United States of America

09 August, 1986

1845 Hours

        The light breeze made the grass growing in the cracks in the asphalt wave back and forth, a slight whistling noise coming from the Orange Crush in my hand as the wind played over the mouth of the bottle. I took the credit card I had flexed back and forth until I could rip it in half and threw the half at the nearly overgrown grill that led down into the storm drains. It clicked off the asphalt and spun on its edge until it dropped through the slots in the iron grate. I look a long drink off of the ice cold soda, a drag off the cigarette I held in the same hand, then skated the other one into the storm drain to follow it's other half. It was useless now, and I wasn't sure if it would be tracked or not yet. Most people wouldn't find their credit card purchases tracked, much less by an agency they'd barely heard of, but I knew for a fact that the purchases I'd just made would light up boards all across No Such Agency.
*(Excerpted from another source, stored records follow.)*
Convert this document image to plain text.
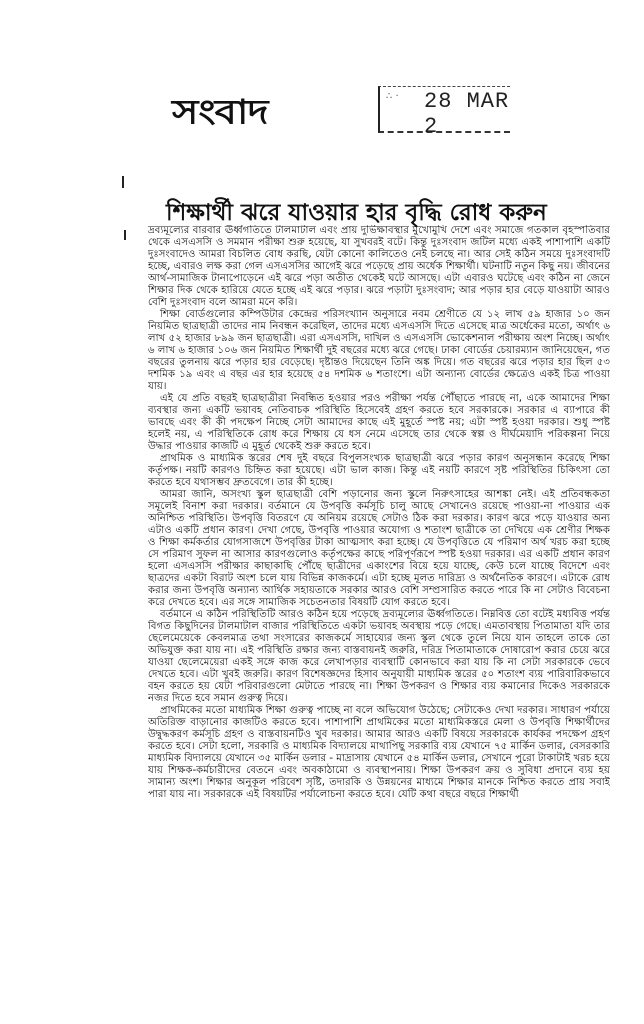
সংবাদ	∴ · 28 MAR 2
শিক্ষার্থী ঝরে যাওয়ার হার বৃদ্ধি রোধ করুন

দ্রব্যমূল্যের বারবার ঊর্ধ্বগতিতে টালমাটাল এবং প্রায় দুর্ভিক্ষাবস্থার মুখোমুখি দেশে এবং সমাজে গতকাল বৃহস্পতিবার থেকে এসএসসি ও সমমান পরীক্ষা শুরু হয়েছে, যা সুখবরই বটে। কিন্তু দুঃসংবাদ জটিল মধ্যে একই পাশাপাশি একটি দুঃসংবাদেও আমরা বিচলিত বোধ করছি, যেটা কোনো কালিতেও নেই চলছে না। আর সেই কঠিন সময়ে দুঃসংবাদটি হচ্ছে, এবারও লক্ষ করা গেল এসএসসির আগেই ঝরে পড়েছে প্রায় অর্ধেক শিক্ষার্থী। ঘটনাটি নতুন কিছু নয়। জীবনের আর্থ-সামাজিক টানাপোড়েনে এই ঝরে পড়া অতীত থেকেই ঘটে আসছে। এটা এবারও ঘটেছে এবং কঠিন না জেনে শিক্ষার দিক থেকে হারিয়ে যেতে হচ্ছে এই ঝরে পড়ার। ঝরে পড়াটা দুঃসংবাদ; আর পড়ার হার বেড়ে যাওয়াটা আরও বেশি দুঃসংবাদ বলে আমরা মনে করি।

শিক্ষা বোর্ডগুলোর কম্পিউটার কেন্দ্রের পরিসংখ্যান অনুসারে নবম শ্রেণীতে যে ১২ লাখ ৫৯ হাজার ১০ জন নিয়মিত ছাত্রছাত্রী তাদের নাম নিবন্ধন করেছিল, তাদের মধ্যে এসএসসি দিতে এসেছে মাত্র অর্ধেকের মতো, অর্থাৎ ৬ লাখ ৫২ হাজার ৮৯৯ জন ছাত্রছাত্রী। এরা এসএসসি, দাখিল ও এসএসসি ভোকেশনাল পরীক্ষায় অংশ নিচ্ছে। অর্থাৎ ৬ লাখ ৬ হাজার ১০৬ জন নিয়মিত শিক্ষার্থী দুই বছরের মধ্যে ঝরে গেছে। ঢাকা বোর্ডের চেয়ারম্যান জানিয়েছেন, গত বছরের তুলনায় ঝরে পড়ার হার বেড়েছে। দৃষ্টান্তও দিয়েছেন তিনি অঙ্ক দিয়ে। গত বছরের ঝরে পড়ার হার ছিল ৫৩ দশমিক ১৯ এবং এ বছর এর হার হয়েছে ৫৪ দশমিক ৬ শতাংশে। এটা অন্যান্য বোর্ডের ক্ষেত্রেও একই চিত্র পাওয়া যায়।

এই যে প্রতি বছরই ছাত্রছাত্রীরা নিবন্ধিত হওয়ার পরও পরীক্ষা পর্যন্ত পৌঁছাতে পারছে না, একে আমাদের শিক্ষা ব্যবস্থার জন্য একটি ভয়াবহ নেতিবাচক পরিস্থিতি হিসেবেই গ্রহণ করতে হবে সরকারকে। সরকার এ ব্যাপারে কী ভাবছে এবং কী কী পদক্ষেপ নিচ্ছে সেটা আমাদের কাছে এই মুহূর্তে স্পষ্ট নয়; এটা স্পষ্ট হওয়া দরকার। শুধু স্পষ্ট হলেই নয়, এ পরিস্থিতিকে রোধ করে শিক্ষায় যে ধস নেমে এসেছে তার থেকে স্বল্প ও দীর্ঘমেয়াদি পরিকল্পনা নিয়ে উদ্ধার পাওয়ার কাজটি এ মুহূর্ত থেকেই শুরু করতে হবে।

প্রাথমিক ও মাধ্যমিক স্তরের শেষ দুই বছরে বিপুলসংখ্যক ছাত্রছাত্রী ঝরে পড়ার কারণ অনুসন্ধান করেছে শিক্ষা কর্তৃপক্ষ। নয়টি কারণও চিহ্নিত করা হয়েছে। এটা ভাল কাজ। কিন্তু এই নয়টি কারণে সৃষ্ট পরিস্থিতির চিকিৎসা তো করতে হবে যথাসম্ভব দ্রুতবেগে। তার কী হচ্ছে।

আমরা জানি, অসংখ্য স্কুল ছাত্রছাত্রী বেশি পড়ানোর জন্য স্কুলে নিরুৎসাহের আশঙ্কা নেই। এই প্রতিবন্ধকতা সমূলেই বিনাশ করা দরকার। বর্তমানে যে উপবৃত্তি কর্মসূচি চালু আছে সেখানেও রয়েছে পাওয়া-না পাওয়ার এক অনিশ্চিত পরিস্থিতি। উপবৃত্তি বিতরণে যে অনিয়ম রয়েছে সেটাও ঠিক করা দরকার। কারণ ঝরে পড়ে যাওয়ার অন্য এটাও একটি প্রধান কারণ। দেখা গেছে, উপবৃত্তি পাওয়ার অযোগ্য ও শতাংশ ছাত্রীকে তা দেখিয়ে এক শ্রেণীর শিক্ষক ও শিক্ষা কর্মকর্তার যোগসাজশে উপবৃত্তির টাকা আত্মসাৎ করা হচ্ছে। যে উপবৃত্তিতে যে পরিমাণ অর্থ খরচ করা হচ্ছে সে পরিমাণ সুফল না আসার কারণগুলোও কর্তৃপক্ষের কাছে পরিপূর্ণরূপে স্পষ্ট হওয়া দরকার। এর একটি প্রধান কারণ হলো এসএসসি পরীক্ষার কাছাকাছি পৌঁছে ছাত্রীদের একাংশের বিয়ে হয়ে যাচ্ছে, কেউ চলে যাচ্ছে বিদেশে এবং ছাত্রদের একটা বিরাট অংশ চলে যায় বিভিন্ন কাজকর্মে। এটা হচ্ছে মূলত দারিদ্র্য ও অর্থনৈতিক কারণে। এটাকে রোধ করার জন্য উপবৃত্তি অন্যান্য আর্থিক সহায়তাকে সরকার আরও বেশি সম্প্রসারিত করতে পারে কি না সেটাও বিবেচনা করে দেখতে হবে। এর সঙ্গে সামাজিক সচেতনতার বিষয়টি যোগ করতে হবে।

বর্তমানে এ কঠিন পরিস্থিতিটি আরও কঠিন হয়ে পড়েছে দ্রব্যমূল্যের ঊর্ধ্বগতিতে। নিম্নবিত্ত তো বটেই মধ্যবিত্ত পর্যন্ত বিগত কিছুদিনের টালমাটাল বাজার পরিস্থিতিতে একটা ভয়াবহ অবস্থায় পড়ে গেছে। এমতাবস্থায় পিতামাতা যদি তার ছেলেমেয়েকে কেবলমাত্র তথা সংসারের কাজকর্মে সাহায্যের জন্য স্কুল থেকে তুলে নিয়ে যান তাহলে তাকে তো অভিযুক্ত করা যায় না। এই পরিস্থিতি রক্ষার জন্য বাস্তবায়নই জরুরি, দরিদ্র পিতামাতাকে দোষারোপ করার চেয়ে ঝরে যাওয়া ছেলেমেয়েরা একই সঙ্গে কাজ করে লেখাপড়ার ব্যবস্থাটি কোনভাবে করা যায় কি না সেটা সরকারকে ভেবে দেখতে হবে। এটা খুবই জরুরি। কারণ বিশেষজ্ঞদের হিসাব অনুযায়ী মাধ্যমিক স্তরের ৫০ শতাংশ ব্যয় পারিবারিকভাবে বহন করতে হয় যেটা পরিবারগুলো মেটাতে পারছে না। শিক্ষা উপকরণ ও শিক্ষার ব্যয় কমানোর দিকেও সরকারকে নজর দিতে হবে সমান গুরুত্ব দিয়ে।

প্রাথমিকের মতো মাধ্যমিক শিক্ষা গুরুত্ব পাচ্ছে না বলে অভিযোগ উঠেছে; সেটাকেও দেখা দরকার। সাধারণ পর্যায়ে অতিরিক্ত বাড়ানোর কাজটিও করতে হবে। পাশাপাশি প্রাথমিকের মতো মাধ্যমিকস্তরে মেলা ও উপবৃত্তি শিক্ষার্থীদের উদ্বুদ্ধকরণ কর্মসূচি গ্রহণ ও বাস্তবায়নটিও খুব দরকার। আমার আরও একটি বিষয়ে সরকারকে কার্যকর পদক্ষেপ গ্রহণ করতে হবে। সেটা হলো, সরকারি ও মাধ্যমিক বিদ্যালয়ে মাথাপিছু সরকারি ব্যয় যেখানে ৭৫ মার্কিন ডলার, বেসরকারি মাধ্যমিক বিদ্যালয়ে যেখানে ৩৫ মার্কিন ডলার - মাদ্রাসায় যেখানে ৫৪ মার্কিন ডলার, সেখানে পুরো টাকাটাই খরচ হয়ে যায় শিক্ষক-কর্মচারীদের বেতনে এবং অবকাঠামো ও ব্যবস্থাপনায়। শিক্ষা উপকরণ ক্রয় ও সুবিধা প্রদানে ব্যয় হয় সামান্য অংশ। শিক্ষার অনুকূল পরিবেশ সৃষ্টি, তদারকি ও উন্নয়নের মাধ্যমে শিক্ষার মানকে নিশ্চিত করতে প্রায় সবাই পারা যায় না। সরকারকে এই বিষয়টির পর্যালোচনা করতে হবে। যেটি কথা বছরে বছরে শিক্ষার্থী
        I figured it didn't matter anyway. I swilled down the last of the cold soda and chucked the bottle against the wall so it shattered. It didn't matter much anyway, the damn bottle was thinner than I remembered and wouldn't work to make shape charges. Instead of inverting the glass, it would just blow to shit and spray glass shrapnel around. That was all right, I'd bought enough stuff to get the job done.

        Enough stuff to light up boards across anyone tracking me.
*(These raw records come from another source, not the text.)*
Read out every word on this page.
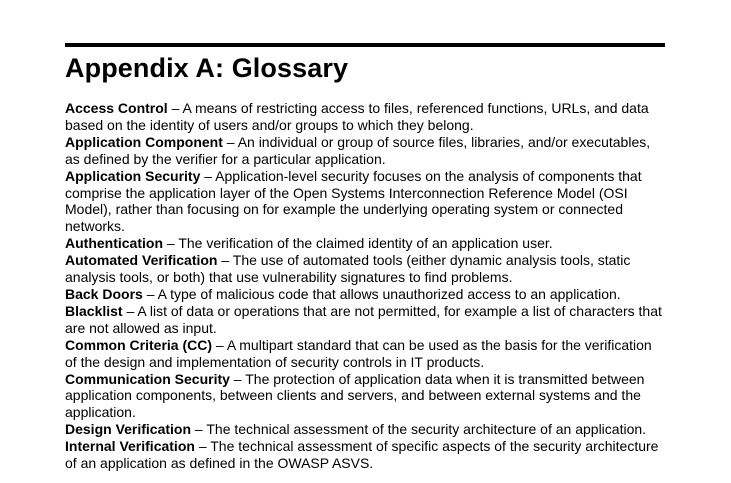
Appendix A: Glossary

Access Control – A means of restricting access to files, referenced functions, URLs, and data based on the identity of users and/or groups to which they belong.

Application Component – An individual or group of source files, libraries, and/or executables, as defined by the verifier for a particular application.

Application Security – Application-level security focuses on the analysis of components that comprise the application layer of the Open Systems Interconnection Reference Model (OSI Model), rather than focusing on for example the underlying operating system or connected networks.

Authentication – The verification of the claimed identity of an application user.

Automated Verification – The use of automated tools (either dynamic analysis tools, static analysis tools, or both) that use vulnerability signatures to find problems.

Back Doors – A type of malicious code that allows unauthorized access to an application.

Blacklist – A list of data or operations that are not permitted, for example a list of characters that are not allowed as input.

Common Criteria (CC) – A multipart standard that can be used as the basis for the verification of the design and implementation of security controls in IT products.

Communication Security – The protection of application data when it is transmitted between application components, between clients and servers, and between external systems and the application.

Design Verification – The technical assessment of the security architecture of an application.

Internal Verification – The technical assessment of specific aspects of the security architecture of an application as defined in the OWASP ASVS.
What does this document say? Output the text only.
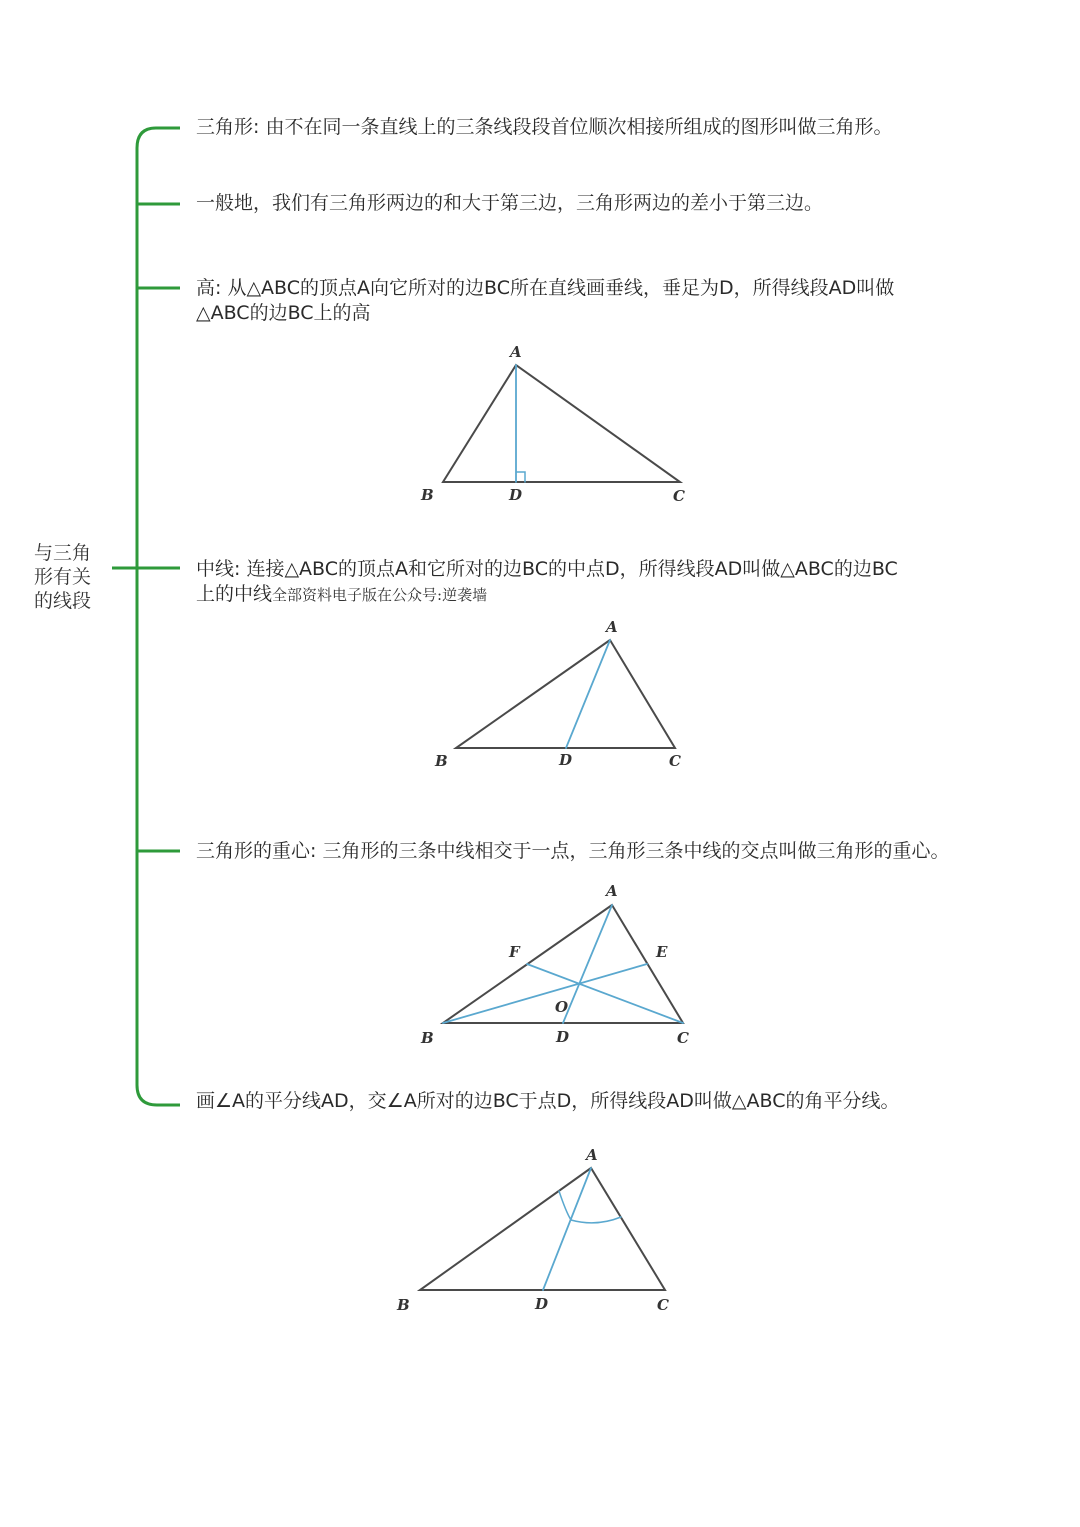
与三角
形有关
的线段
三角形: 由不在同一条直线上的三条线段段首位顺次相接所组成的图形叫做三角形。
一般地，我们有三角形两边的和大于第三边，三角形两边的差小于第三边。
高: 从△ABC的顶点A向它所对的边BC所在直线画垂线，垂足为D，所得线段AD叫做
△ABC的边BC上的高
中线: 连接△ABC的顶点A和它所对的边BC的中点D，所得线段AD叫做△ABC的边BC
上的中线全部资料电子版在公众号:逆袭墙
三角形的重心: 三角形的三条中线相交于一点，三角形三条中线的交点叫做三角形的重心。
画∠A的平分线AD，交∠A所对的边BC于点D，所得线段AD叫做△ABC的角平分线。
A
B	D	C
A
B	D	C
A
F	E
O
B	D	C
A
B	D	C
        Two generators in the two-kilowatt range. Seven gallons of bleach. Hotplates. Four pressure cookers. A pair of yogurt makers. Six bags of fertilizer. An acetlyne torch. A case of mothballs. Twenty bottles of Caro Corn Syrup. Fourty 12-volt batteries from a junkyard. Eight gallons of ammonia. Ball bearings by the pound. A fifty gallon drum of deisel fuel. A Craftsman tool set. Styrofoam peanuts. Ten boxes of Tide laundry detergent. Twelve gallons of floor wax. A soldering iron and a bunch of parts from Radio Shack. Two cases of Raid. Two cases of Gatorade. More fly strips. Two tanks of pesticide. A grinder and sawzall. One hundred bars of Dove soap. A bullet reloading press and supplies. Ten gallons of avaition fuel. More stuff, that by itself, was perfectly innocent. It was together that it read like someone's worst nightmare.
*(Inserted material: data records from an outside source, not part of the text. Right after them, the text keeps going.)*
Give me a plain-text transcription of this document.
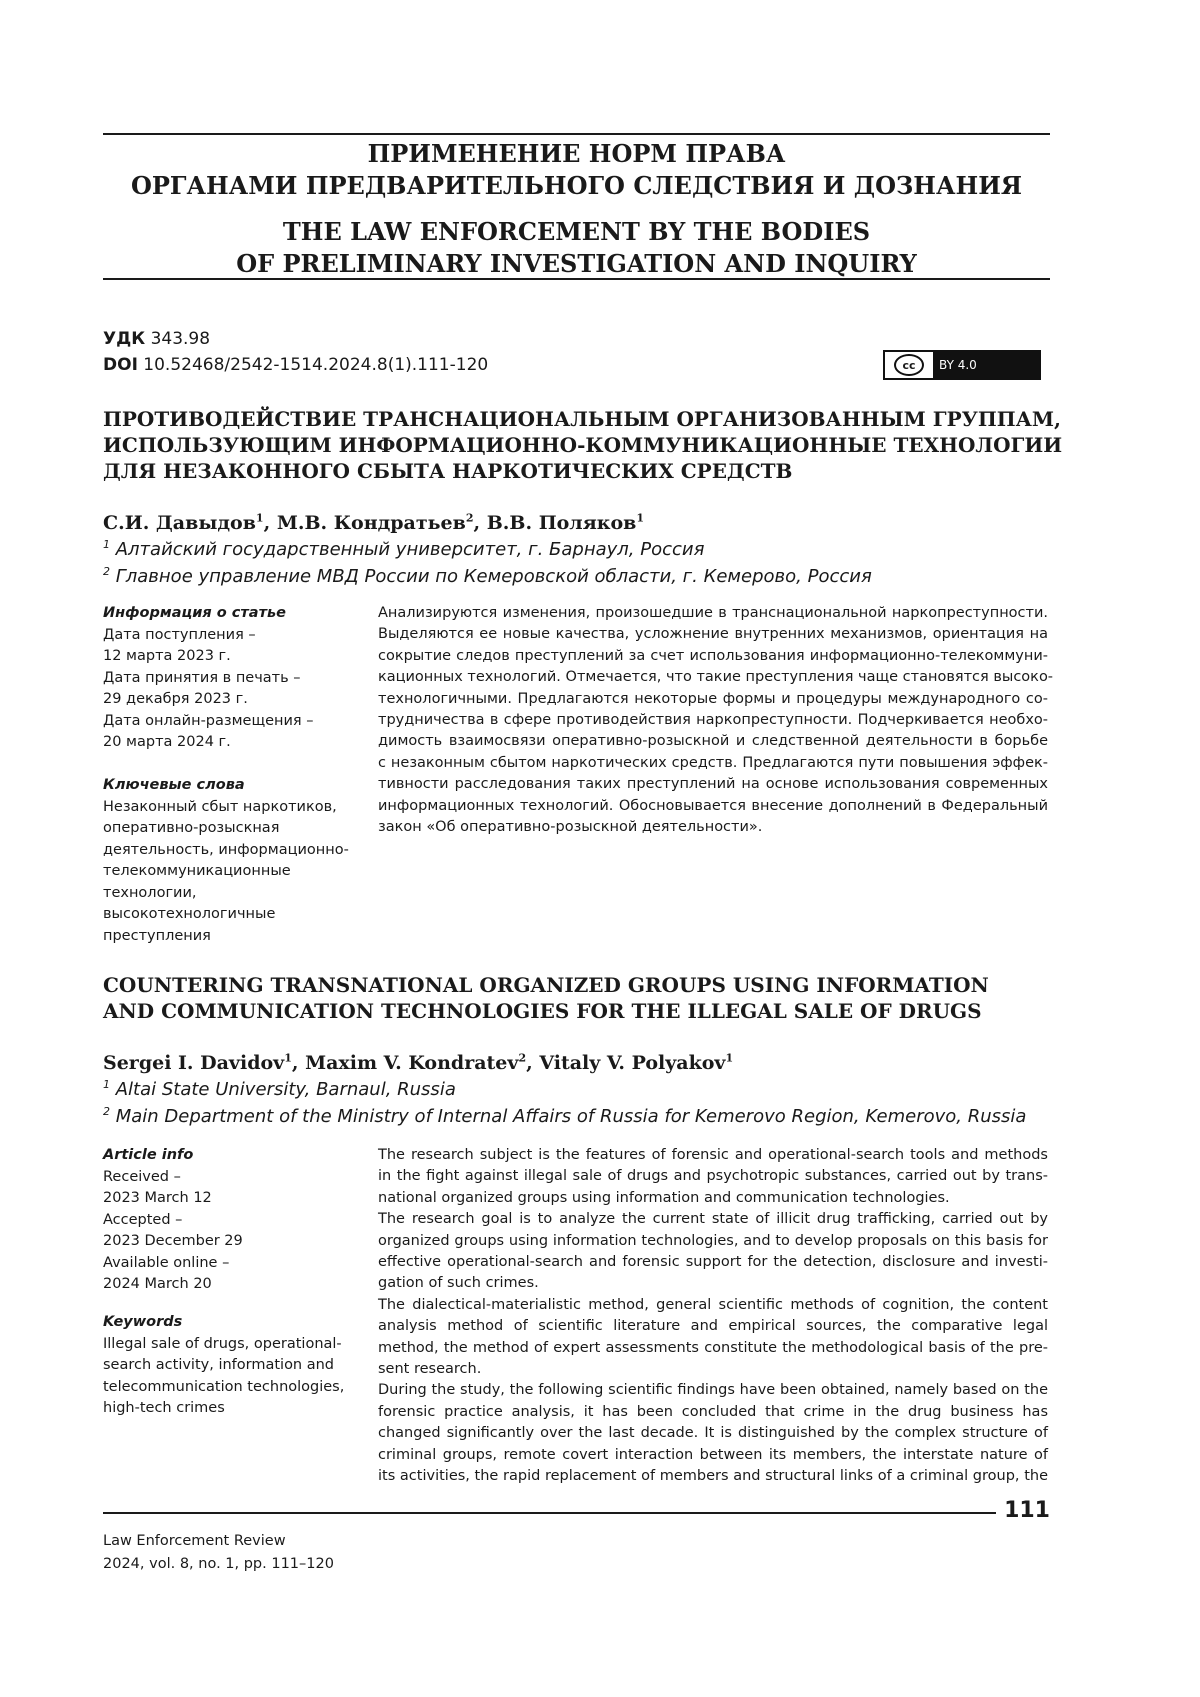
ПРИМЕНЕНИЕ НОРМ ПРАВА
ОРГАНАМИ ПРЕДВАРИТЕЛЬНОГО СЛЕДСТВИЯ И ДОЗНАНИЯ
THE LAW ENFORCEMENT BY THE BODIES
OF PRELIMINARY INVESTIGATION AND INQUIRY
УДК 343.98
DOI 10.52468/2542-1514.2024.8(1).111-120	cc	BY 4.0
ПРОТИВОДЕЙСТВИЕ ТРАНСНАЦИОНАЛЬНЫМ ОРГАНИЗОВАННЫМ ГРУППАМ,
ИСПОЛЬЗУЮЩИМ ИНФОРМАЦИОННО-КОММУНИКАЦИОННЫЕ ТЕХНОЛОГИИ
ДЛЯ НЕЗАКОННОГО СБЫТА НАРКОТИЧЕСКИХ СРЕДСТВ
С.И. Давыдов1, М.В. Кондратьев2, В.В. Поляков1
1 Алтайский государственный университет, г. Барнаул, Россия
2 Главное управление МВД России по Кемеровской области, г. Кемерово, Россия
Информация о статье
Дата поступления –
12 марта 2023 г.
Дата принятия в печать –
29 декабря 2023 г.
Дата онлайн-размещения –
20 марта 2024 г.
Ключевые слова
Незаконный сбыт наркотиков,
оперативно-розыскная
деятельность, информационно-
телекоммуникационные
технологии,
высокотехнологичные
преступления
Анализируются изменения, произошедшие в транснациональной наркопреступности.
Выделяются ее новые качества, усложнение внутренних механизмов, ориентация на
сокрытие следов преступлений за счет использования информационно-телекоммуни-
кационных технологий. Отмечается, что такие преступления чаще становятся высоко-
технологичными. Предлагаются некоторые формы и процедуры международного со-
трудничества в сфере противодействия наркопреступности. Подчеркивается необхо-
димость взаимосвязи оперативно-розыскной и следственной деятельности в борьбе
с незаконным сбытом наркотических средств. Предлагаются пути повышения эффек-
тивности расследования таких преступлений на основе использования современных
информационных технологий. Обосновывается внесение дополнений в Федеральный
закон «Об оперативно-розыскной деятельности».
COUNTERING TRANSNATIONAL ORGANIZED GROUPS USING INFORMATION
AND COMMUNICATION TECHNOLOGIES FOR THE ILLEGAL SALE OF DRUGS
Sergei I. Davidov1, Maxim V. Kondratev2, Vitaly V. Polyakov1
1 Altai State University, Barnaul, Russia
2 Main Department of the Ministry of Internal Affairs of Russia for Kemerovo Region, Kemerovo, Russia
Article info
Received –
2023 March 12
Accepted –
2023 December 29
Available online –
2024 March 20
Keywords
Illegal sale of drugs, operational-
search activity, information and
telecommunication technologies,
high-tech crimes
The research subject is the features of forensic and operational-search tools and methods
in the fight against illegal sale of drugs and psychotropic substances, carried out by trans-
national organized groups using information and communication technologies.
The research goal is to analyze the current state of illicit drug trafficking, carried out by
organized groups using information technologies, and to develop proposals on this basis for
effective operational-search and forensic support for the detection, disclosure and investi-
gation of such crimes.
The dialectical-materialistic method, general scientific methods of cognition, the content
analysis method of scientific literature and empirical sources, the comparative legal
method, the method of expert assessments constitute the methodological basis of the pre-
sent research.
During the study, the following scientific findings have been obtained, namely based on the
forensic practice analysis, it has been concluded that crime in the drug business has
changed significantly over the last decade. It is distinguished by the complex structure of
criminal groups, remote covert interaction between its members, the interstate nature of
its activities, the rapid replacement of members and structural links of a criminal group, the
111
Law Enforcement Review
2024, vol. 8, no. 1, pp. 111–120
        I figured as soon as someone in the FBI or the NSA saw that shopping list they'd start shitting blue kittens. The Defense Intelligence Agency was probably trying to figure out what I was up to, buying all of that stuff in The World. If I'd bought it in Europe, they'd probably figure I was just teaching an Non-Conventional Warfare class to some brain dead idiot infantry or snake-eaters.

        But in The World?

        That shopping list stated I was going to war. Not just kick in the door and start shooting war, but war Special Weapons way. The idea of someone getting down and dirty like that probably had some guy in a suit sweating right then as he read the list of credit card purchases.

        Glendan and Harvey sat in Glendan's truck, which was loaded down until the leaf-springs groaned. The 1978 Chevy Pickup was three toned: rust, red, and Bondo. Both men had their rifles in the rack, keeping the one they'd grabbed for me company. They'd been garbaging down the Taco Bell I'd bought them to shut them the hell up about being hungry after the wrecking yard.

        I hadn't bothered buying any firearms. Sure, I could have picked up a pistol, rifle, or shotgun right quick, but if I purchased a firearm with anything but cash I'd have the Federal Marshall's breathing down my neck before I even got out of the parkinglot of the store. Especially since 15 minutes with a coat hanger and a file and I could turn more than about half of the rifles at Blackbird into fully automatic weapons.